Growth and microstructure of In xGa 1− xN films grown on SiC substrates via low pressure metalorganic vapor phase epitaxy

Abstract

The growth and microstructures of In x Ga 1− x N films ( x≤0.23) grown on α(6H)–SiC(0001) wafer/AIN buffer layer/GaN heterostructures by low pressure metalorganic vapor phase epitaxy have been investigated. The system deposition pressure limited the InN content in these films. The maximum InN contents achievable at the deposition pressures of 45 and 90 torr were ∼13 and ∼23%, respectively. Kinetic phenomena based on the rates of adsorption and desorption of the In growth species off the growth surface are presented to explain the film composition dependence on the system pressure. The surface morphologies and microstructures of the In x Ga 1− x N films were analyzed using several techniques, and the formation of pinhole defects in the films was investigated.

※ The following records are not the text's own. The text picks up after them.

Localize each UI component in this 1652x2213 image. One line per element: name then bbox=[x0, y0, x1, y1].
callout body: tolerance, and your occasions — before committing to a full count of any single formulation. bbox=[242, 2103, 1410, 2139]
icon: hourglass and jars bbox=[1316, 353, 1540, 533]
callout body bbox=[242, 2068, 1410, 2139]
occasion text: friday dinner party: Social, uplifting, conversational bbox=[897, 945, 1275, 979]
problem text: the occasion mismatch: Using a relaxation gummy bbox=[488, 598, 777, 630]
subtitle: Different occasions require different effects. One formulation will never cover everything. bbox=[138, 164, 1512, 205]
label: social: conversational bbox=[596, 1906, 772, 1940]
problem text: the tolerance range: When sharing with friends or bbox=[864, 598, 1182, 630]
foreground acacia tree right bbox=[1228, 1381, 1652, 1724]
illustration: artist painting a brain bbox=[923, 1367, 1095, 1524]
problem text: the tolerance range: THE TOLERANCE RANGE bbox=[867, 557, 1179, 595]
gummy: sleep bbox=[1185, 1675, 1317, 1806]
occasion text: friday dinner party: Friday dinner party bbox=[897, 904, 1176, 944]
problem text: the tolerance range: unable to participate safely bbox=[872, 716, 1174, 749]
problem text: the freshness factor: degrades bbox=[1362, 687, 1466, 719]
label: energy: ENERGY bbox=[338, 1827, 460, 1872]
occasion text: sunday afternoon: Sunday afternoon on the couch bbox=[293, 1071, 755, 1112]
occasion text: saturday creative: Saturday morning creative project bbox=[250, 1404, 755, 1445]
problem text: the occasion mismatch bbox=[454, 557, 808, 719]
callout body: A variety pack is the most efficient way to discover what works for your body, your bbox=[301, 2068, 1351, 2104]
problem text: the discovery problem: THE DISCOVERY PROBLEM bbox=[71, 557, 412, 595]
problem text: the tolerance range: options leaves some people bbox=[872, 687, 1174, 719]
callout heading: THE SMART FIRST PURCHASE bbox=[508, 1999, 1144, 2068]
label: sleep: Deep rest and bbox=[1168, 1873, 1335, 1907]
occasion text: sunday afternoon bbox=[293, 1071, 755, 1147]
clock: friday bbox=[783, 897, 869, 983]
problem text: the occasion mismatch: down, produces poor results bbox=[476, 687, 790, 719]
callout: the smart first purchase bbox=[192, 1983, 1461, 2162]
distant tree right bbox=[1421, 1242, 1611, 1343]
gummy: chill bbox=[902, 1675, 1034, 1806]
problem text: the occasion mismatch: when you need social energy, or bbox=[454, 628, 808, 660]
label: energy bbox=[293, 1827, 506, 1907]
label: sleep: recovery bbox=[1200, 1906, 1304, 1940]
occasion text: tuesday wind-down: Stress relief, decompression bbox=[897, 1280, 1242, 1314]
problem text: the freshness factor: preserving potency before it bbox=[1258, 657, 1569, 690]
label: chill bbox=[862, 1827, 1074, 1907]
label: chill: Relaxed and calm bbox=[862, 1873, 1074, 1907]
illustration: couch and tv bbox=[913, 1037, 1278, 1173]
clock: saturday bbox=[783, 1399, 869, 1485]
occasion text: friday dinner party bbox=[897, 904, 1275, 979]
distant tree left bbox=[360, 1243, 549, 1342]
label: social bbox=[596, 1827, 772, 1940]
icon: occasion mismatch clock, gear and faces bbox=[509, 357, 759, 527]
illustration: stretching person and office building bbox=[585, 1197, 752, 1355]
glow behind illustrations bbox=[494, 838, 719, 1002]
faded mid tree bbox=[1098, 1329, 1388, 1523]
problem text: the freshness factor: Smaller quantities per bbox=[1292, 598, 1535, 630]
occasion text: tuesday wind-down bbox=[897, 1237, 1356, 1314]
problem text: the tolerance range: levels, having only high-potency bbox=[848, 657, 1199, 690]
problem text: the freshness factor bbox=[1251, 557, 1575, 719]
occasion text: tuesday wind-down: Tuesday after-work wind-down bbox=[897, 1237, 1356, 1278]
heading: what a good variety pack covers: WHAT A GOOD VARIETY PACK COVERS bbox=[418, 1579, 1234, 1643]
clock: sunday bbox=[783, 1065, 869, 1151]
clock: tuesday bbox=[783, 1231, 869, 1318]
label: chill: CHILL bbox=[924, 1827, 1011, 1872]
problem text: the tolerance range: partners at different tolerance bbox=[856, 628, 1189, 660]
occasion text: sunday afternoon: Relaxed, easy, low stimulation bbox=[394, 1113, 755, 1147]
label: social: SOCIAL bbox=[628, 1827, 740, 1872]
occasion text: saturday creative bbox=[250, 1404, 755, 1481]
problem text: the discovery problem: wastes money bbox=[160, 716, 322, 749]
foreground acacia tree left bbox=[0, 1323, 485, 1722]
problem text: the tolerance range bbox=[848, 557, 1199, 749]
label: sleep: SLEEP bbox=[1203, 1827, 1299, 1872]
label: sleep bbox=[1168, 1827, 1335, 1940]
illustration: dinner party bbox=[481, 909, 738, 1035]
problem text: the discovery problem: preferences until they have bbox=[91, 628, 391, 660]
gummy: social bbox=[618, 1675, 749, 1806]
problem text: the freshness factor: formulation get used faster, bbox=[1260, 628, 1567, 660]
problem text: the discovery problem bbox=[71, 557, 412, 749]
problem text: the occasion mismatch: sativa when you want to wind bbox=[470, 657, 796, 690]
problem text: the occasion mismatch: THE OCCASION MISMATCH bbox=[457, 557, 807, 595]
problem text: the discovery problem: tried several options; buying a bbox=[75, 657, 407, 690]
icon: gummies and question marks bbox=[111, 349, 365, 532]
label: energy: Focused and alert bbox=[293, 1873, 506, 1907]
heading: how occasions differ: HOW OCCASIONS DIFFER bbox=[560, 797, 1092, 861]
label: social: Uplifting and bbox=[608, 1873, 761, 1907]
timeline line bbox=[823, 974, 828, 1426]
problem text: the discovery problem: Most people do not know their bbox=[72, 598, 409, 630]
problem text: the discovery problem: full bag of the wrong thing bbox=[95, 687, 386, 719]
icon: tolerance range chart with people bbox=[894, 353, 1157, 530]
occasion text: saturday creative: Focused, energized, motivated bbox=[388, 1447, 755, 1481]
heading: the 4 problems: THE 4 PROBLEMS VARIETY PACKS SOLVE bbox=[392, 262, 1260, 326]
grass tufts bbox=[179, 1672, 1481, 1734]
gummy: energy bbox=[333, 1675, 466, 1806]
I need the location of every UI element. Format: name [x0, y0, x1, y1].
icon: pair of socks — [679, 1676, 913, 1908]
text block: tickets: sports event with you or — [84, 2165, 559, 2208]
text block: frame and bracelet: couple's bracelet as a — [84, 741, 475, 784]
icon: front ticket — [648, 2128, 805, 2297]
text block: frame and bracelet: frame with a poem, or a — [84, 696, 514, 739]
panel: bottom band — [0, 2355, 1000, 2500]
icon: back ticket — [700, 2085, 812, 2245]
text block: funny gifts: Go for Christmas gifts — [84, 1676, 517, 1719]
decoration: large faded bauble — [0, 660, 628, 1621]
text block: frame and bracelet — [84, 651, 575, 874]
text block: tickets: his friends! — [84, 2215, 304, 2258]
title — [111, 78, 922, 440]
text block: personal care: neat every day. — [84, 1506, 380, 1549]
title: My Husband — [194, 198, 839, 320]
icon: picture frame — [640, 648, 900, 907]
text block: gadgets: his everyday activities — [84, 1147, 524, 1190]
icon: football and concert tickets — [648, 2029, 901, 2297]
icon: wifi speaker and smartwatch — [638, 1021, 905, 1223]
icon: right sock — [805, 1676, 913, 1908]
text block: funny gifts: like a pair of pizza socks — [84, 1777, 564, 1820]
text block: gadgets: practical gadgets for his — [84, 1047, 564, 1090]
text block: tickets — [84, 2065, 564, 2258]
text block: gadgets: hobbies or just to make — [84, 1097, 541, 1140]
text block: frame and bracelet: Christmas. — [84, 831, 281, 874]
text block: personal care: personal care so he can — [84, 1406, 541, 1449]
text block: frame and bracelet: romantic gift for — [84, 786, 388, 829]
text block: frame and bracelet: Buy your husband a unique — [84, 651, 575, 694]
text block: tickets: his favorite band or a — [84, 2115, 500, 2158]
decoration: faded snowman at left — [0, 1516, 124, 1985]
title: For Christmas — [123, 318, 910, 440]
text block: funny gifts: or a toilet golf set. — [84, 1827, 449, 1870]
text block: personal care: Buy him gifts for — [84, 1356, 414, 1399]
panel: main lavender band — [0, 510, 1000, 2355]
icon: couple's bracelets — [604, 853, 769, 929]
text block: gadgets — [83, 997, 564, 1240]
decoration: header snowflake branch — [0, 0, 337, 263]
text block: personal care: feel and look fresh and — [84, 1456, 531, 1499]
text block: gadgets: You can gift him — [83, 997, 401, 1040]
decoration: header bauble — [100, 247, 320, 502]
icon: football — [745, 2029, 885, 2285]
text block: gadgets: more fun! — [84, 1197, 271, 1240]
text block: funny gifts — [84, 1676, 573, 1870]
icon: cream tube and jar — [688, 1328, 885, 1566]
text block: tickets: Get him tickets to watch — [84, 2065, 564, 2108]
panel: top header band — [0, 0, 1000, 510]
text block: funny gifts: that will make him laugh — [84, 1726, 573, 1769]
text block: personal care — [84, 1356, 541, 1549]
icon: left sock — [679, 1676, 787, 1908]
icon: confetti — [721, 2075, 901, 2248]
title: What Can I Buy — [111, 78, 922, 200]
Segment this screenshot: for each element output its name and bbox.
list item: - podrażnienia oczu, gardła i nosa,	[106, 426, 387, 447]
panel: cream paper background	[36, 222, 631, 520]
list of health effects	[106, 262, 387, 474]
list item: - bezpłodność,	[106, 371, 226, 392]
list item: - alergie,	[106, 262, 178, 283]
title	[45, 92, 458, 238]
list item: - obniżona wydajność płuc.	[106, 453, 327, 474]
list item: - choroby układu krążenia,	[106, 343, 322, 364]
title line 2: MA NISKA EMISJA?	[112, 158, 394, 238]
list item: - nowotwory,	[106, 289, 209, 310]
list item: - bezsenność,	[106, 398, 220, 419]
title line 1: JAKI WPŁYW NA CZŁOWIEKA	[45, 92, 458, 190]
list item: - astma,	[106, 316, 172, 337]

Most of the pinhole defects were associated with threading dislocations with a c-component Burgers vector. Edge-type dislocations were never observed to terminate in pinholes in the samples observed here. Indium segregation to areas around the defect areas was observed, as was an In compositional gradient in the growth direction. Based on experimental observations, the strain field around dislocations with a c-component Burgers vector could result in the increase of In atoms at the dislocation sites in the film, which result in a change to the local growth mode of the film and causes the pinhole defects to form.